Storsjön (/sv/, lit. 'The Great Lake') is a lake in Gävle Municipality and Sandviken Municipality in Gästrikland and is a part of Gavleån. Storsjön has an area of a 70.6 km2, a greatest depth of 15 m, and is approximately 62 m above sea level. The lake is drained by Gavleån. Experimental fishing has proved that there are many different varieties of fish here, such as perch, bream, sea bream and ruffe.

An old saying says that the lake has "just as many islands as there are days in a year" which should not be interpreted literally, but simply means that they are too many to count (a more accurate figure would be around 150 islands). Storsjön is mostly around 2–5 m in depth.

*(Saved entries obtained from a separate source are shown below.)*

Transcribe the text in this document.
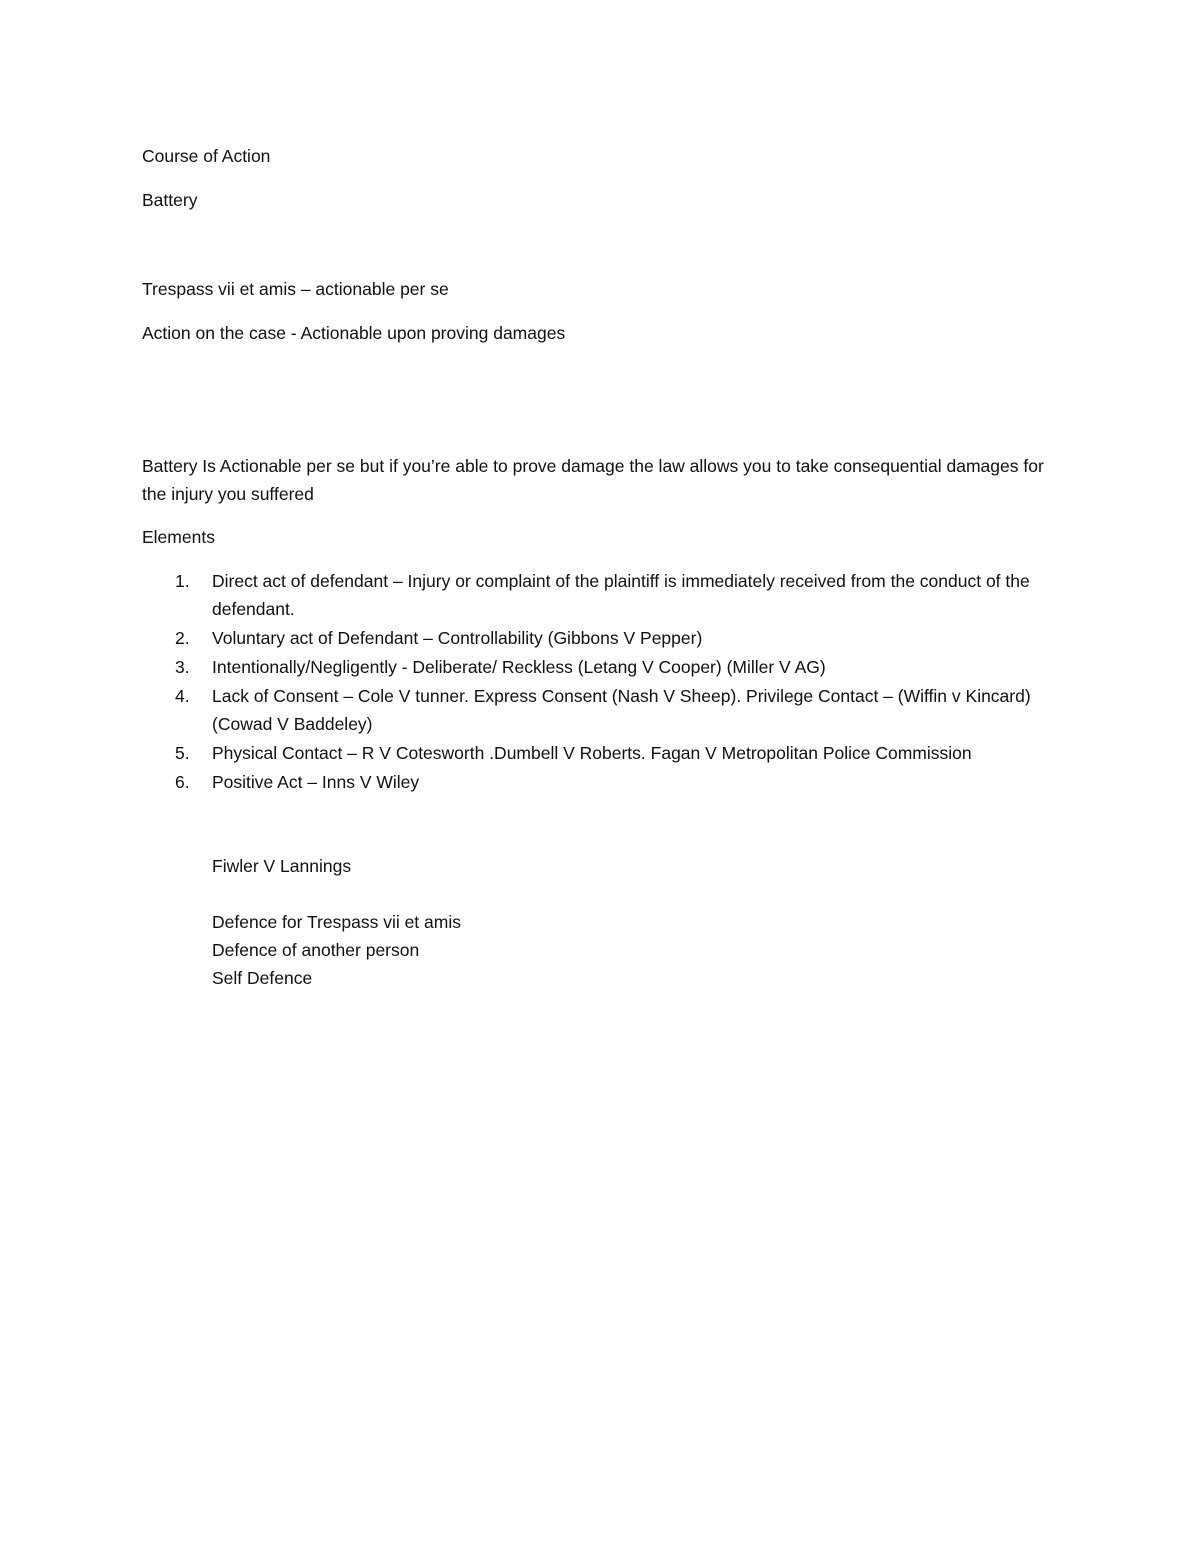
Course of Action
Battery
Trespass vii et amis – actionable per se
Action on the case - Actionable upon proving damages
Battery Is Actionable per se but if you’re able to prove damage the law allows you to take consequential damages for the injury you suffered
Elements
1. Direct act of defendant – Injury or complaint of the plaintiff is immediately received from the conduct of the defendant.
2. Voluntary act of Defendant – Controllability (Gibbons V Pepper)
3. Intentionally/Negligently - Deliberate/ Reckless (Letang V Cooper) (Miller V AG)
4. Lack of Consent – Cole V tunner. Express Consent (Nash V Sheep). Privilege Contact – (Wiffin v Kincard) (Cowad V Baddeley)
5. Physical Contact – R V Cotesworth .Dumbell V Roberts. Fagan V Metropolitan Police Commission
6. Positive Act – Inns V Wiley
Fiwler V Lannings
Defence for Trespass vii et amis
Defence of another person
Self Defence
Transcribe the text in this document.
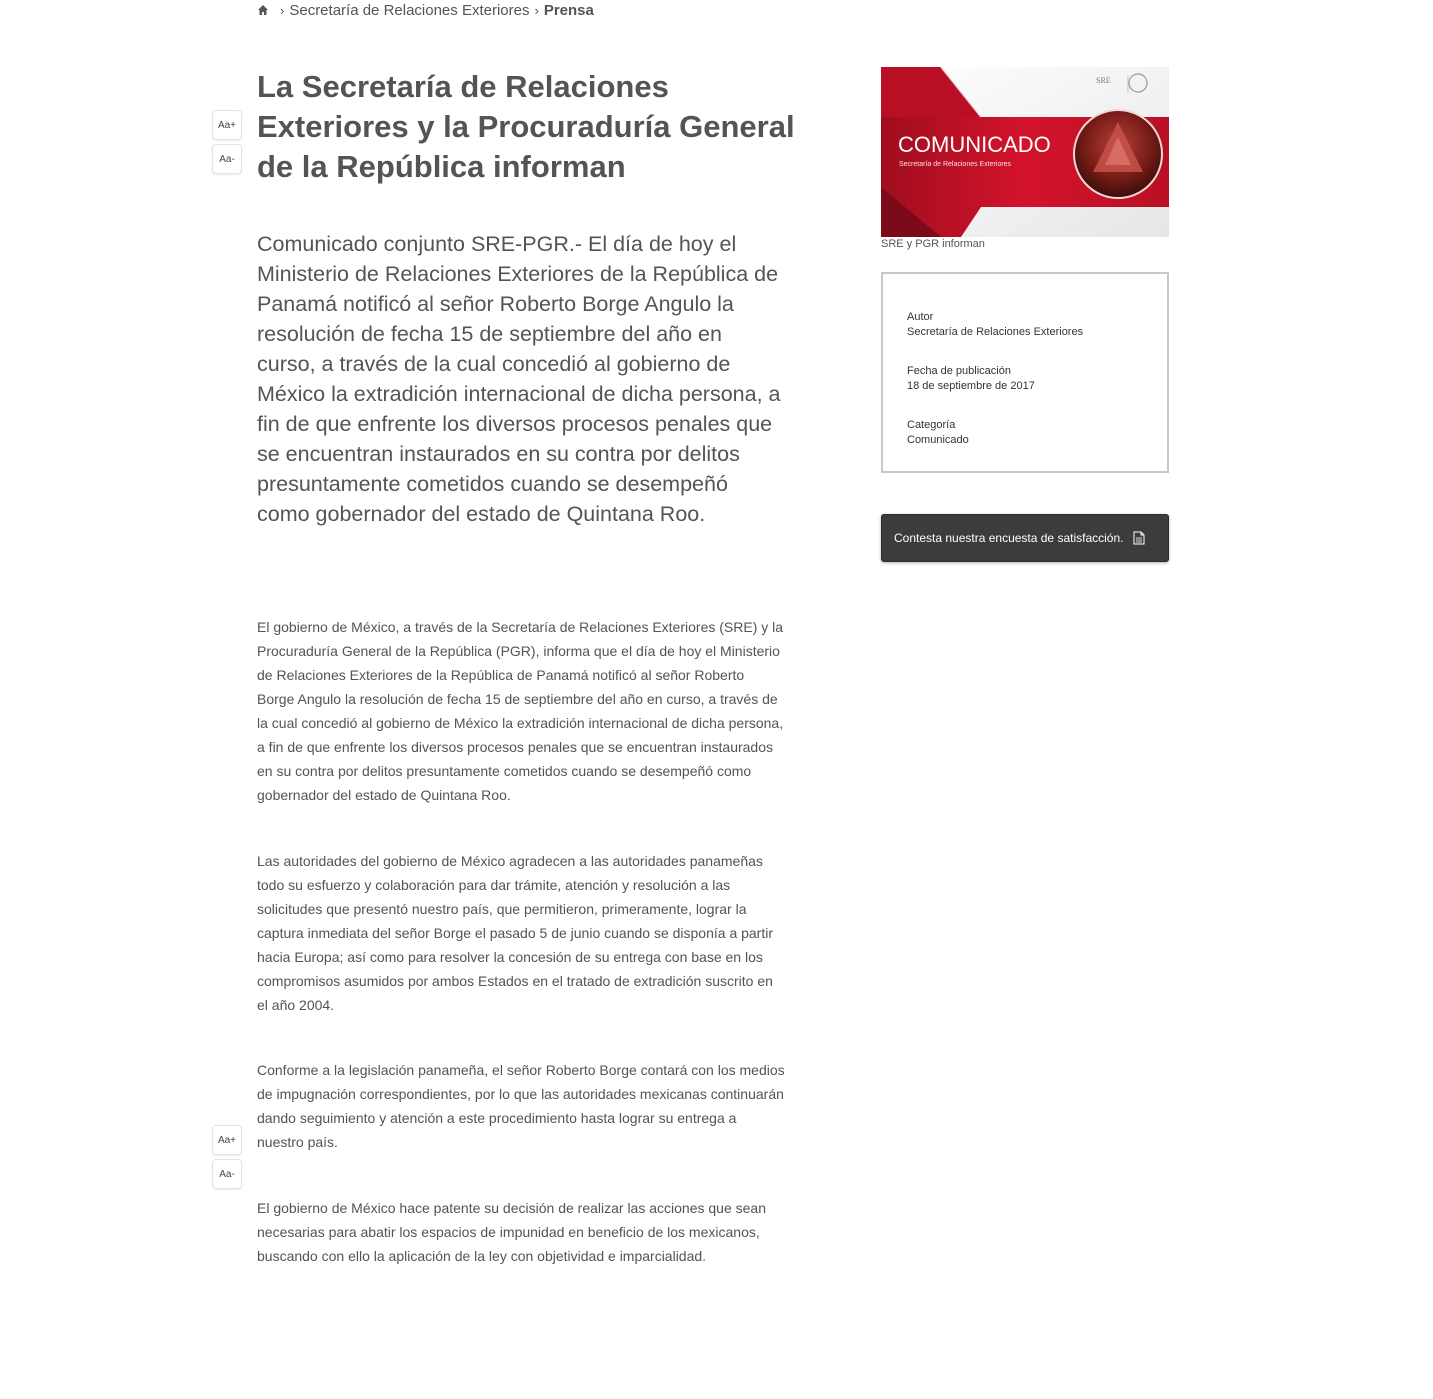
› Secretaría de Relaciones Exteriores › Prensa
Aa+
Aa-
Aa+
Aa-
La Secretaría de Relaciones Exteriores y la Procuraduría General de la República informan

Comunicado conjunto SRE-PGR.- El día de hoy el Ministerio de Relaciones Exteriores de la República de Panamá notificó al señor Roberto Borge Angulo la resolución de fecha 15 de septiembre del año en curso, a través de la cual concedió al gobierno de México la extradición internacional de dicha persona, a fin de que enfrente los diversos procesos penales que se encuentran instaurados en su contra por delitos presuntamente cometidos cuando se desempeñó como gobernador del estado de Quintana Roo.

El gobierno de México, a través de la Secretaría de Relaciones Exteriores (SRE) y la Procuraduría General de la República (PGR), informa que el día de hoy el Ministerio de Relaciones Exteriores de la República de Panamá notificó al señor Roberto Borge Angulo la resolución de fecha 15 de septiembre del año en curso, a través de la cual concedió al gobierno de México la extradición internacional de dicha persona, a fin de que enfrente los diversos procesos penales que se encuentran instaurados en su contra por delitos presuntamente cometidos cuando se desempeñó como gobernador del estado de Quintana Roo.

Las autoridades del gobierno de México agradecen a las autoridades panameñas todo su esfuerzo y colaboración para dar trámite, atención y resolución a las solicitudes que presentó nuestro país, que permitieron, primeramente, lograr la captura inmediata del señor Borge el pasado 5 de junio cuando se disponía a partir hacia Europa; así como para resolver la concesión de su entrega con base en los compromisos asumidos por ambos Estados en el tratado de extradición suscrito en el año 2004.

Conforme a la legislación panameña, el señor Roberto Borge contará con los medios de impugnación correspondientes, por lo que las autoridades mexicanas continuarán dando seguimiento y atención a este procedimiento hasta lograr su entrega a nuestro país.

El gobierno de México hace patente su decisión de realizar las acciones que sean necesarias para abatir los espacios de impunidad en beneficio de los mexicanos, buscando con ello la aplicación de la ley con objetividad e imparcialidad.

COMUNICADO
Secretaría de Relaciones Exteriores
SRE
SRE y PGR informan
Autor
Secretaría de Relaciones Exteriores
Fecha de publicación
18 de septiembre de 2017
Categoría
Comunicado
Contesta nuestra encuesta de satisfacción.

Old sources claim that Storsjön previously went by the name of Odensjön. This could possibly be proven by a 17th-century map where Gavleån, that flows through Gävle, is called Odensjöströmmen (lit. "Stream of Odensjön"). Storsjön is connected to Gavleån, which is connected to the sea.

==Fish==
By experimental fishing, these fishes have been caught:
- Perch
- Bream
- Sea bream
- Ruffe
- Pike
- Sander
- Cyprinidae
- Bleak
- Roach
- European smelt
- Crucian carp
- Rudd
- Vendace
- Tench
- Vimba vimba

==Compounds related to the lake==
- Sandvikens segelsällskap SSS (lit. "Sandviken Yacht Club")
- Föreningen Rädda Storsjön (lit. "Compound Save the Great Lake")

==Beaches==
Water samples are taken at the following beaches in Storsjön:
- Hedåsbadet, Sandviken
- Strandbaden, Årsunda
- Sörtuttsbadet, Sandviken

==Catchment areas==
Storsjön is a part of catchment area (671779-155196) which the Swedish Meteorological and Hydrological Institute calls Utloppet av Storsjön (lit. "The outlet of the Great Lake"). The median height is 67 m above sea level, and the area is 149 km2. If all the 367 catchment areas are counted upstream the accumulated area would be a 2168.02 km2. The catchment area Gavleån flows into the sea. The catchment area mostly contains forest (36%). The catchment area has a 70.48 km2 of water surface, giving it a lake percentage of %. Settlements in the area contain the size of 10.37 km2, or 7% of the catchment area.